Soil-profile permeability compilations (down to ~60 inches [~1.5 m]) from the Soil Conservation Service county soil-survey reports are depicted in fig. 14. The higher permeability, and therefore higher infiltration, regions are clearly indicated. The individual soil permeabilities for all soil-profile depths and all soils composing a soil association were proportionally averaged. This hydraulic conductivity map should be interpreted cautiously because of the averaging procedure. Thus, for example, a low-permeability layer in the soil profile will control vertical water movement despite the presence of highly permeable layers above and below. Also, an average value of each soil series is used irrespective of its areal or depth location within the soil profile.
Figure 14--Soil hydraulic-conductivity map of Rattlesnake watershed.

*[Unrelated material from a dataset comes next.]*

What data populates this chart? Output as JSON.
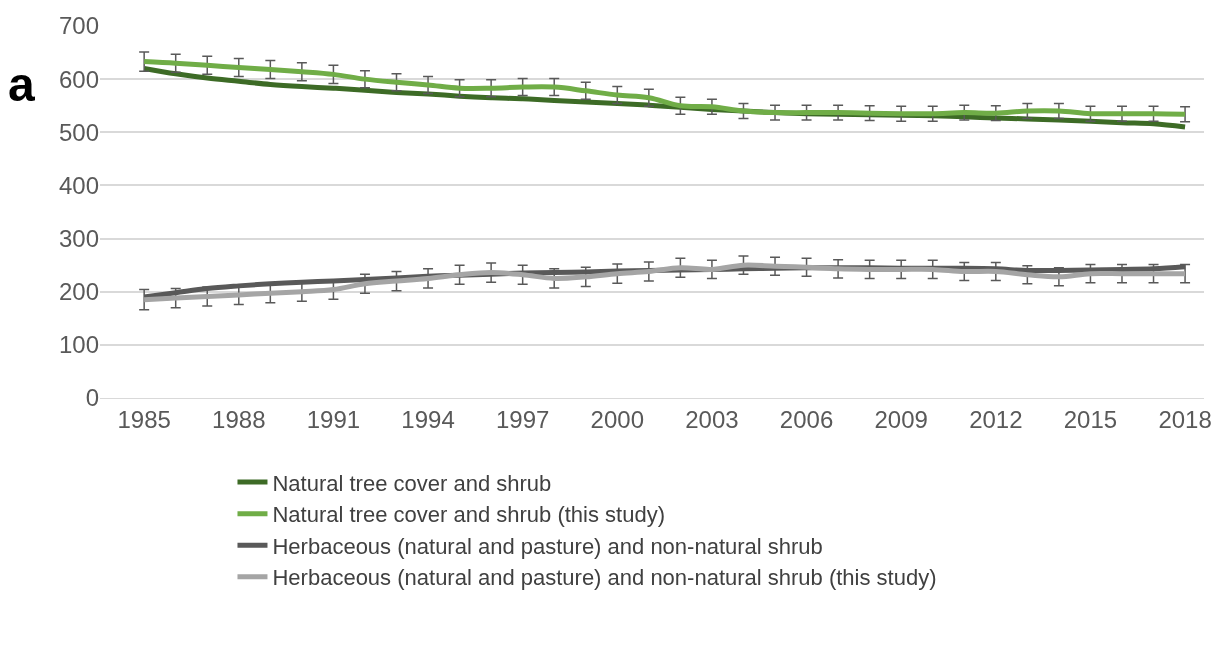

The climate of the Rattlesnake drainage watershed is characterized by low precipitation, rapid evaporation, and a wide range of temperatures. The mean annual precipitation ranges from approximately 20 inches (50 cm) in Ford County to 26 inches (65 cm) in Rice County. The "effective" precipitation is considerably less than the average annual rainfall (Brown, 1973). A number of light showers occur, and much of this moisture evaporates from the soil with little or no benefit to growing crops. At the other extreme, occasional heavy downpours in spring, summer, and fall cause appreciable runoff from cultivated fields.

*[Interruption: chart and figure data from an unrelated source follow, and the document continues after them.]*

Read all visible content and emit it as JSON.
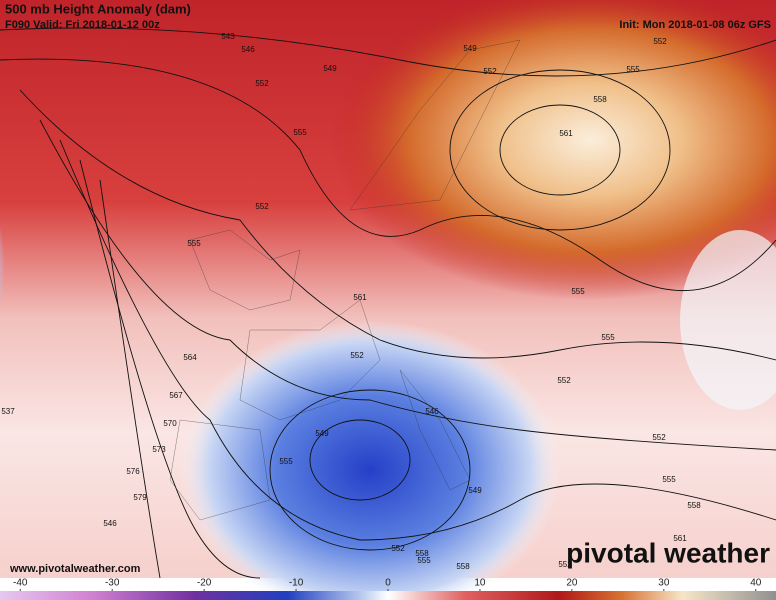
{
  "header": {
    "title": "500 mb Height Anomaly (dam)",
    "valid": "F090 Valid: Fri 2018-01-12 00z",
    "init": "Init: Mon 2018-01-08 06z GFS"
  },
  "map": {
    "contour_labels": [
      543,
      546,
      549,
      552,
      549,
      552,
      555,
      558,
      561,
      552,
      555,
      552,
      555,
      561,
      564,
      567,
      570,
      573,
      576,
      579,
      546,
      546,
      549,
      552,
      555,
      555,
      552,
      552,
      555,
      558,
      561,
      555,
      558,
      537,
      549,
      552,
      555,
      558,
      552
    ]
  },
  "footer": {
    "website": "www.pivotalweather.com",
    "logo": "pivotal weather"
  },
  "colorbar": {
    "range": [
      -42.2,
      42.2
    ],
    "ticks": [
      -40,
      -30,
      -20,
      -10,
      0,
      10,
      20,
      30,
      40
    ]
  }
}
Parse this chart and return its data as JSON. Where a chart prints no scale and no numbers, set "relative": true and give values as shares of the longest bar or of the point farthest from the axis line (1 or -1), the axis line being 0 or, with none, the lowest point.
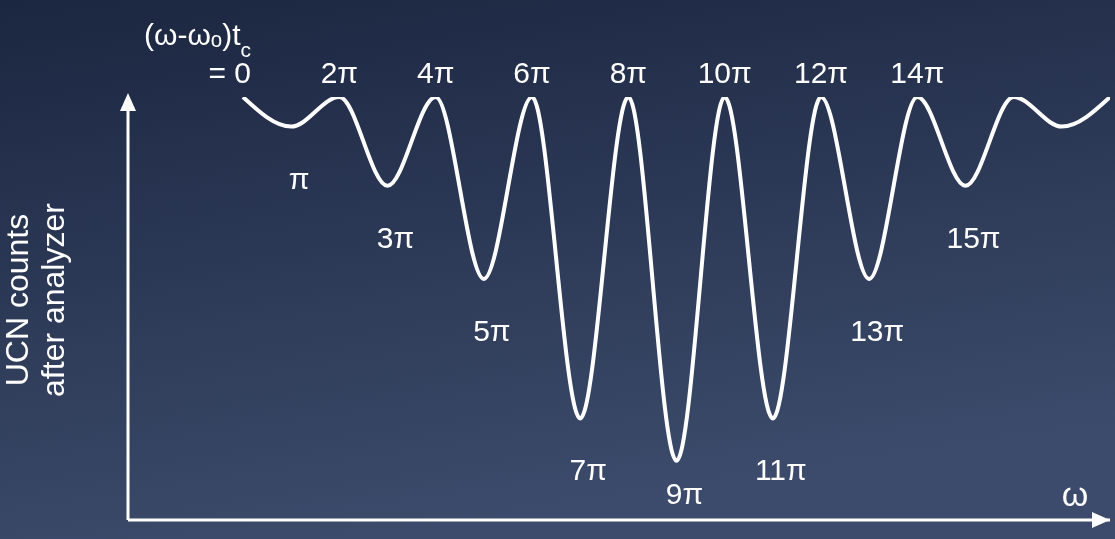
{
  "chart_data": {
    "type": "line",
    "relative": true,
    "xlabel": "ω",
    "ylabel": "UCN counts\nafter analyzer",
    "categories": [
      null,
      null,
      null,
      null,
      null,
      null,
      null,
      null,
      null,
      null,
      null,
      null,
      null,
      null,
      null,
      null,
      null,
      null,
      null
    ],
    "values": [
      1,
      0.93,
      1,
      0.79,
      1,
      0.57,
      1,
      0.24,
      1,
      0.14,
      1,
      0.24,
      1,
      0.57,
      1,
      0.79,
      1,
      0.93,
      1
    ],
    "color": "#ffffff",
    "marker": "none",
    "line_style": "solid",
    "annotations": [
      "(ω-ωₒ)t$_{c}$\n= 0",
      "π",
      "2π",
      "3π",
      "4π",
      "5π",
      "6π",
      "7π",
      "8π",
      "9π",
      "10π",
      "11π",
      "12π",
      "13π",
      "14π",
      "15π"
    ]
  }
}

Lack of moisture is the most frequent limiting factor in the production of crops on dryland farms in the watershed. Summer fallowing, which minimizes the effects of deficient rainfall, is a common practice. Significantly, approximately 75% of the precipitation falls during the growing season of April through September.

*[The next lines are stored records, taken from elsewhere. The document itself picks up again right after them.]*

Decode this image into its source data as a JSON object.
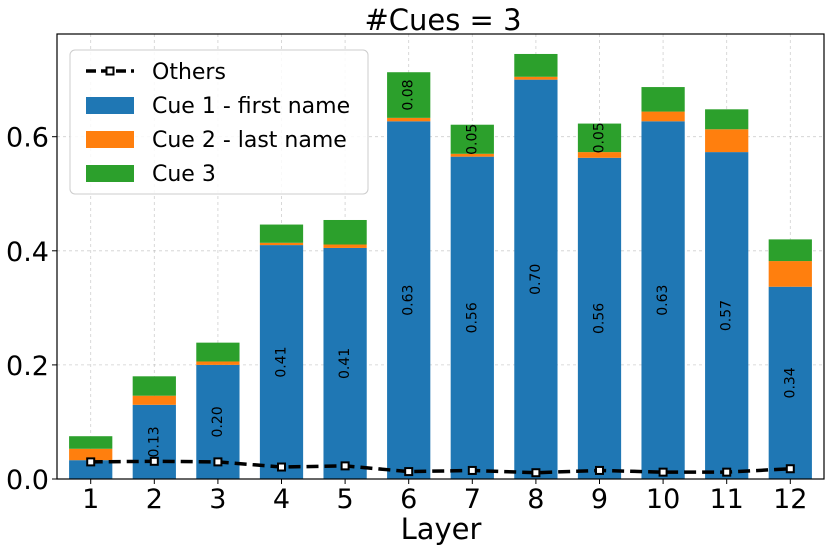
{
  "chart_data": {
    "type": "bar",
    "stacked": true,
    "title": "#Cues = 3",
    "xlabel": "Layer",
    "ylabel": "",
    "ylim": [
      0,
      0.78
    ],
    "yticks": [
      0.0,
      0.2,
      0.4,
      0.6
    ],
    "ytick_labels": [
      "0.0",
      "0.2",
      "0.4",
      "0.6"
    ],
    "grid": true,
    "legend_position": "top-left",
    "categories": [
      "1",
      "2",
      "3",
      "4",
      "5",
      "6",
      "7",
      "8",
      "9",
      "10",
      "11",
      "12"
    ],
    "series": [
      {
        "name": "Cue 1 - first name",
        "color": "#1f77b4",
        "values": [
          0.033,
          0.13,
          0.2,
          0.41,
          0.405,
          0.627,
          0.565,
          0.7,
          0.563,
          0.627,
          0.573,
          0.337
        ],
        "labels": [
          "",
          "0.13",
          "0.20",
          "0.41",
          "0.41",
          "0.63",
          "0.56",
          "0.70",
          "0.56",
          "0.63",
          "0.57",
          "0.34"
        ]
      },
      {
        "name": "Cue 2 - last name",
        "color": "#ff7f0e",
        "values": [
          0.02,
          0.016,
          0.006,
          0.004,
          0.006,
          0.006,
          0.005,
          0.005,
          0.01,
          0.017,
          0.04,
          0.045
        ],
        "labels": [
          "",
          "",
          "",
          "",
          "",
          "",
          "",
          "",
          "",
          "",
          "",
          ""
        ]
      },
      {
        "name": "Cue 3",
        "color": "#2ca02c",
        "values": [
          0.022,
          0.034,
          0.033,
          0.032,
          0.043,
          0.08,
          0.051,
          0.04,
          0.05,
          0.043,
          0.035,
          0.038
        ],
        "labels": [
          "",
          "",
          "",
          "",
          "",
          "0.08",
          "0.05",
          "",
          "0.05",
          "",
          "",
          ""
        ]
      }
    ],
    "line_series": {
      "name": "Others",
      "color": "#000000",
      "style": "dashed",
      "marker": "square",
      "values": [
        0.03,
        0.031,
        0.03,
        0.021,
        0.023,
        0.013,
        0.015,
        0.011,
        0.015,
        0.012,
        0.012,
        0.018
      ]
    }
  }
}
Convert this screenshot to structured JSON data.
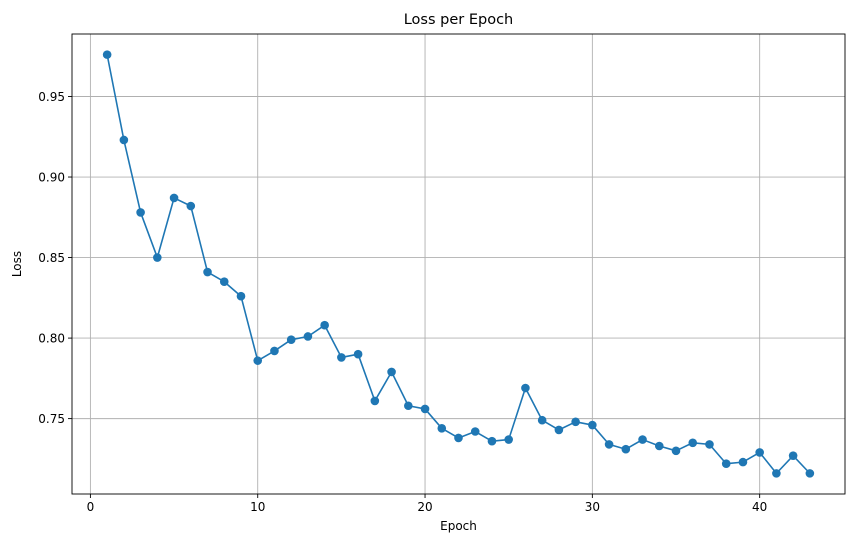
{
  "chart_data": {
    "type": "line",
    "title": "Loss per Epoch",
    "xlabel": "Epoch",
    "ylabel": "Loss",
    "grid": true,
    "xlim": [
      -1.1,
      45.1
    ],
    "ylim": [
      0.7032,
      0.9888
    ],
    "xticks": [
      0,
      10,
      20,
      30,
      40
    ],
    "yticks": [
      0.75,
      0.8,
      0.85,
      0.9,
      0.95
    ],
    "ytick_labels": [
      "0.75",
      "0.80",
      "0.85",
      "0.90",
      "0.95"
    ],
    "series": [
      {
        "color": "#1f77b4",
        "marker": "circle",
        "x": [
          1,
          2,
          3,
          4,
          5,
          6,
          7,
          8,
          9,
          10,
          11,
          12,
          13,
          14,
          15,
          16,
          17,
          18,
          19,
          20,
          21,
          22,
          23,
          24,
          25,
          26,
          27,
          28,
          29,
          30,
          31,
          32,
          33,
          34,
          35,
          36,
          37,
          38,
          39,
          40,
          41,
          42,
          43
        ],
        "y": [
          0.976,
          0.923,
          0.878,
          0.85,
          0.887,
          0.882,
          0.841,
          0.835,
          0.826,
          0.786,
          0.792,
          0.799,
          0.801,
          0.808,
          0.788,
          0.79,
          0.761,
          0.779,
          0.758,
          0.756,
          0.744,
          0.738,
          0.742,
          0.736,
          0.737,
          0.769,
          0.749,
          0.743,
          0.748,
          0.746,
          0.734,
          0.731,
          0.737,
          0.733,
          0.73,
          0.735,
          0.734,
          0.722,
          0.723,
          0.729,
          0.716,
          0.727,
          0.716
        ]
      }
    ]
  }
}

Two regional climate controls, the Rocky Mountains and the Gulf of Mexico, contribute to the precipitation pattern in the watershed. The Rocky Mountains are effective in producing a "rain shadow" over western Kansas. The Gulf of Mexico is the principal source of moisture for precipitation in the area. Most of the total annual precipitation comes from convective shower activity (Bark, 1978). Thunderstorms move across the watershed usually in the evening or at night. Rainfall is most common from 7:00 p.m. to 3:00 a.m. Forty percent of the hours that have rainfall during the 24-hr day occur between midnight and 6:00 a.m. Only 35% of the hours with rainfall occur during the peak outdoor work period of 6:00 a.m. to 6:00 p.m. (Bark, 1978).
Winters, although cold, are generally not severe, and snowfall is light with less than 20 inches (50 cm) of total snowfall over the winter months (October to March). The mean annual temperature is approximately 55°F (13°C) in the watershed and ranges from winter lows of below -10°F (-23°C) to summer highs above 105°F (41°C).
Summer humidity in the region usually is low and annual surface-water evaporation ranges from 50 to 85 inches (125-213 cm) with an average of approximately 60 inches (150 cm). Wind velocities are commonly high, averaging from 12 to 15 mi (19-24 km) per hour. The months of March through June are the windiest months. Occasionally high winter-wind velocities, accompanied by a typical snowfall deposition, may produce blizzard conditions.
Drought conditions have prevailed in the watershed for extensive periods of time. Perhaps the most extensive and notable period was the "Dirty Thirties," when very low amounts of annual rainfall were received and high winds created a multitude of dust storms. Drought periods of three to four years duration are typical in the watershed (Ray and Coslett, 1972), and perhaps one of the most severe recent droughts occurred from 1964 to 1967. During 1966, only 14.00 inches (35.56 cm; 6.88 inches [17.47 cm] below normal) were received in Bucklin, 13.46 inches (34.19 cm) in Greensburg (8.47 inches [21.51 cm] below normal), 17.32 inches (43.99 cm) at Hudson (6.77 inches [17.20 cm] below normal), and at Trousdale, in Edwards County, a new record low of 9.29 inches (23.60 cm; 12.92 inches [32.81 cm] below normal) was recorded.